A otro lado

Todas esas veces que dices que ves dentro de mí y sonríes con tristeza puedo escuchar como el trozo de cristal resquebrajado que sostengo entre las manos cruje y me estremece. Esas veces me siento como un ser etéreo que es incapaz de mentirte. Mi voz, mi piel y mi pecho necesitan demostrarte la verdad oscura que te oculto sin querer. Y las veces que te inunda la rabia cuando lo niego, te enfadas conmigo y se te pone esa expresión tan rara que a mí me gusta tanto, desearía poder arrancarme el disfraz delante tuya y que descubrieras, con una mueca de asco, lo ciego que has estado hasta ahora.

(A veces creo que todo sería más fácil así).

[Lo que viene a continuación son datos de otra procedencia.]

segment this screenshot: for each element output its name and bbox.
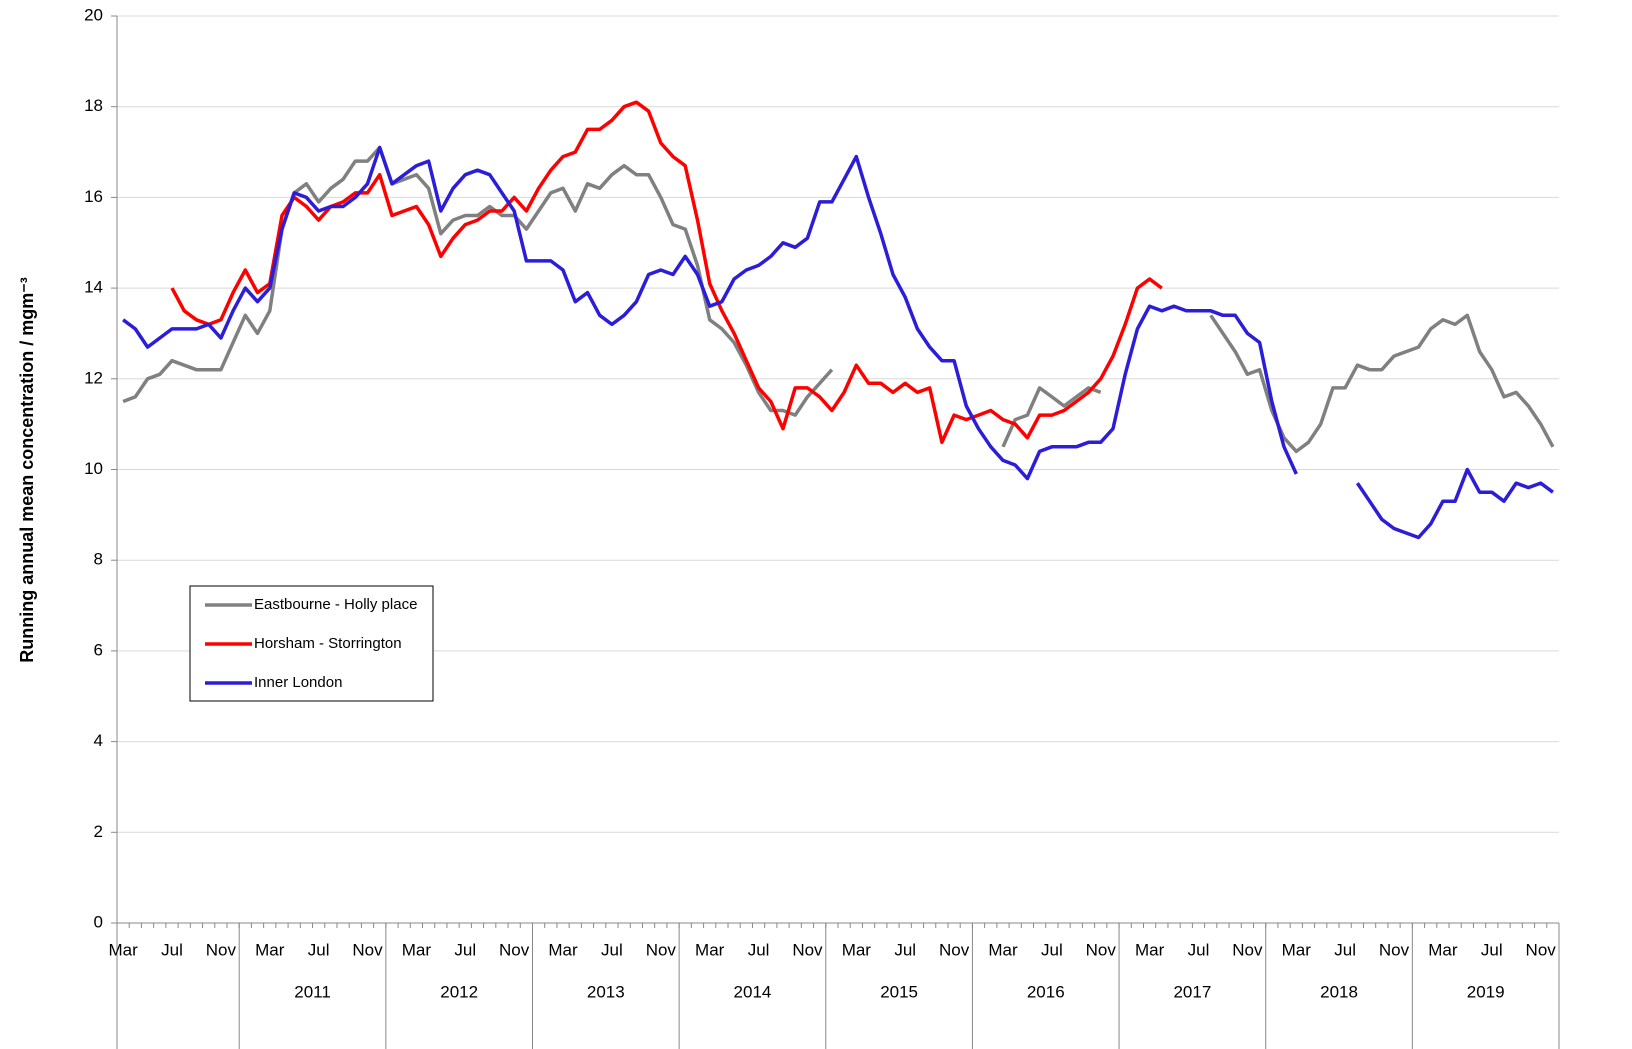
year-label: 2016 — [1027, 982, 1065, 1001]
legend-label: Inner London — [254, 674, 342, 691]
x-tick-label: Nov — [1086, 940, 1117, 959]
x-tick-label: Jul — [601, 940, 623, 959]
x-tick-label: Nov — [1379, 940, 1410, 959]
year-label: 2017 — [1173, 982, 1211, 1001]
x-tick-label: Nov — [939, 940, 970, 959]
x-tick-label: Mar — [1135, 940, 1165, 959]
y-tick-label: 10 — [84, 459, 103, 478]
x-tick-label: Nov — [1526, 940, 1557, 959]
y-tick-label: 18 — [84, 96, 103, 115]
year-label: 2012 — [440, 982, 478, 1001]
x-tick-label: Mar — [1282, 940, 1312, 959]
x-tick-label: Jul — [748, 940, 770, 959]
x-tick-label: Jul — [161, 940, 183, 959]
year-label: 2014 — [734, 982, 772, 1001]
year-label: 2018 — [1320, 982, 1358, 1001]
year-label: 2011 — [294, 982, 331, 1001]
y-tick-label: 4 — [94, 731, 103, 750]
y-tick-label: 20 — [84, 5, 103, 24]
series-line — [122, 145, 1555, 454]
x-tick-label: Mar — [842, 940, 872, 959]
x-tick-label: Nov — [206, 940, 237, 959]
x-tick-label: Nov — [646, 940, 677, 959]
x-tick-label: Mar — [1428, 940, 1458, 959]
x-tick-label: Jul — [1188, 940, 1210, 959]
x-tick-label: Mar — [255, 940, 285, 959]
y-tick-label: 8 — [94, 550, 103, 569]
y-tick-label: 14 — [84, 278, 103, 297]
legend-label: Eastbourne - Holly place — [254, 596, 417, 613]
x-tick-label: Jul — [1481, 940, 1503, 959]
year-label: 2019 — [1467, 982, 1505, 1001]
x-tick-label: Jul — [894, 940, 916, 959]
x-tick-label: Mar — [402, 940, 432, 959]
series-line — [170, 100, 1163, 445]
y-tick-label: 16 — [84, 187, 103, 206]
series-line — [122, 145, 1554, 540]
x-tick-label: Jul — [1041, 940, 1063, 959]
x-tick-label: Nov — [792, 940, 823, 959]
x-tick-label: Jul — [1334, 940, 1356, 959]
x-tick-label: Mar — [695, 940, 725, 959]
x-tick-label: Mar — [548, 940, 578, 959]
year-label: 2013 — [587, 982, 625, 1001]
y-axis-label: Running annual mean concentration / mgm⁻… — [17, 277, 37, 663]
x-tick-label: Mar — [108, 940, 138, 959]
x-tick-label: Nov — [352, 940, 383, 959]
x-tick-label: Nov — [1232, 940, 1263, 959]
y-tick-label: 6 — [94, 640, 103, 659]
y-tick-label: 0 — [94, 912, 103, 931]
x-tick-label: Jul — [454, 940, 476, 959]
x-tick-label: Jul — [308, 940, 330, 959]
year-label: 2015 — [880, 982, 918, 1001]
x-tick-label: Nov — [499, 940, 530, 959]
y-tick-label: 2 — [94, 822, 103, 841]
legend-label: Horsham - Storrington — [254, 635, 402, 652]
y-tick-label: 12 — [84, 368, 103, 387]
x-tick-label: Mar — [988, 940, 1018, 959]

Cada vez que estoy contigo hay al menos un momento en el día en el que soy capaz de salir de mí y verme desde fuera, casi como desde tus ojos. Y entonces siento tantas ganas de ponerme a llorar que, si pudiera explicártelo, posiblemente te reirías de mí y me acariciarías el pelo, como si fuera un animal herido y sin hogar al que has decidido prestarle tus brazos para pernoctar.
Es precisamente esa calidez la que me aterra, porque conozco al milímetro el espejismo de sentir hogar en un cuerpo ajeno. 
Después siempre hay frío y tinieblas.
Después solo hay frío y tinieblas.

Existe, sin embargo, un flujo invisible que me está pudriendo el corazón desde que me vi a mí misma sentada en el sofá, asumiendo mis intuiciones, la misma noche que sentí ese dolor agudo en las costillas que de vez en cuando me corta la respiración y comprendí que trataría siempre de justificarte cualquier mentira.
Y es que todas esas veces que digo que puedo ver dentro de ti y me pongo a llorar de felicidad, el mundo se vuelve bruma y aire, y me imagino que en realidad todo ha sido un dulce espectáculo tras el que no habrá aplausos ni vítores, solo un foco de luz azul y fría sobre mí, recordándome que debería ser más cauta y no confiar en todo lo que me hace estremecer el alma.
Porque si te soy totalmente sincera, tengo desde hace tiempo una certeza cruel y punzante clavada entre los omóplatos, ejerciendo presión cada vez que me abrazas, cuando trato de contener las lágrimas: 


aquella noche, sobre aquel mismo sofá en el que a veces soy capaz de observarme, pude comprender que, inconsciente e inevitablemente, me acabarías haciendo daño. 

Hay veces que lo veo de forma tan nítida que no puedo fingir y tardo un poco en reponerme. Pero todas esas veces te perdono; te perdono y me condeno sin dudarlo, como un mártir doblegado por el tiempo y el cansancio. 
Porque también supe que era inútil luchar contra esto.
Aunque después solo haya frío y tinieblas.